Periodontal diseases are characterized by progressive inflammation that destroys the tooth-supporting tissues, leading to gum bleeding and tooth loss. Porphyromonas gingivalis is considered one of the main etiological agents responsible for the initiation and progression of chronic periodontitis. This gram-negative, anaerobic bacterium is a part of a multi-species oral biofilm.

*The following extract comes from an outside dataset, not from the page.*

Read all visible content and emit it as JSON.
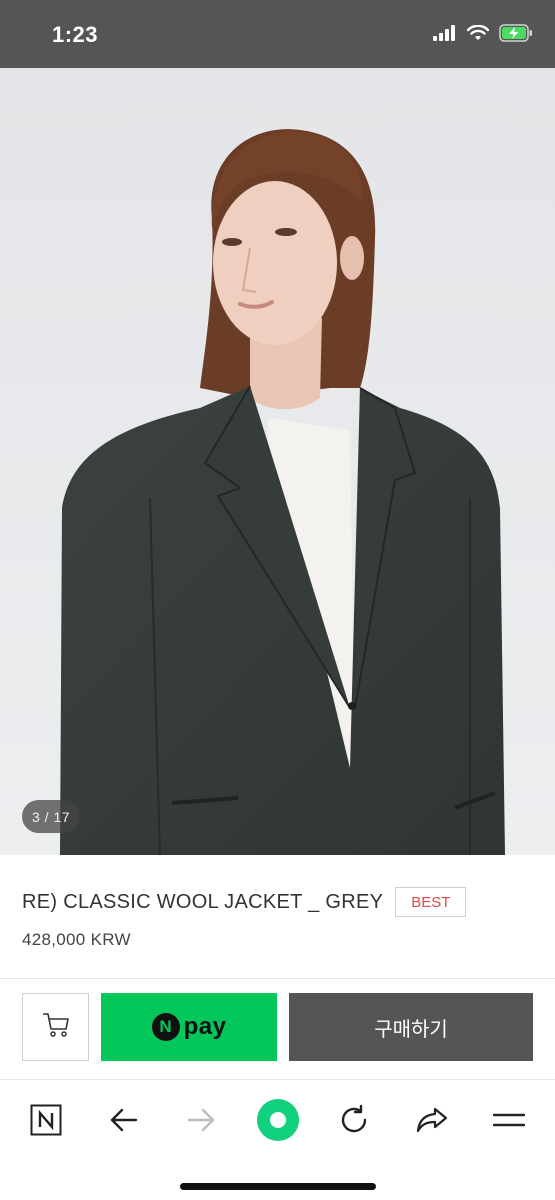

P. gingivalis does not have the full pathway of protoporphyrin IX synthesis, nor does it produce siderophores. Therefore, for survival and proliferation, it requires heme as a source of iron and protoporphyrin IX. In order to obtain heme, P. gingivalis uses a number of
mechanisms that affect the ability of this bacterium to initiate a pathological condition. This
review presents the current knowledge regarding the best-known and characterized systems
involved in heme acquisition by P. gingivalis. We focused on processes occurring in the initial
states of infection, where gingipain, hemagglutinins, and hemolysins play a crucial role. The
mechanisms encoded by hmu, iht and hus operons, including proteins with hemophore-like
properties, as well as TonB-dependent outer membrane receptors are described. We present
their function and participation in the progression of the infection. In addition, we describe
mechanisms produced by P. gingivalis and other periodontopathogens in synergistic processes
promoting the growth and virulence of P. gingivalis. We also describe processes regulating iron
and heme homeostasis, including the homolog of the Fur protein, the two-component system
HaeSR, as well as the OxyR, SigH, and PgDps proteins.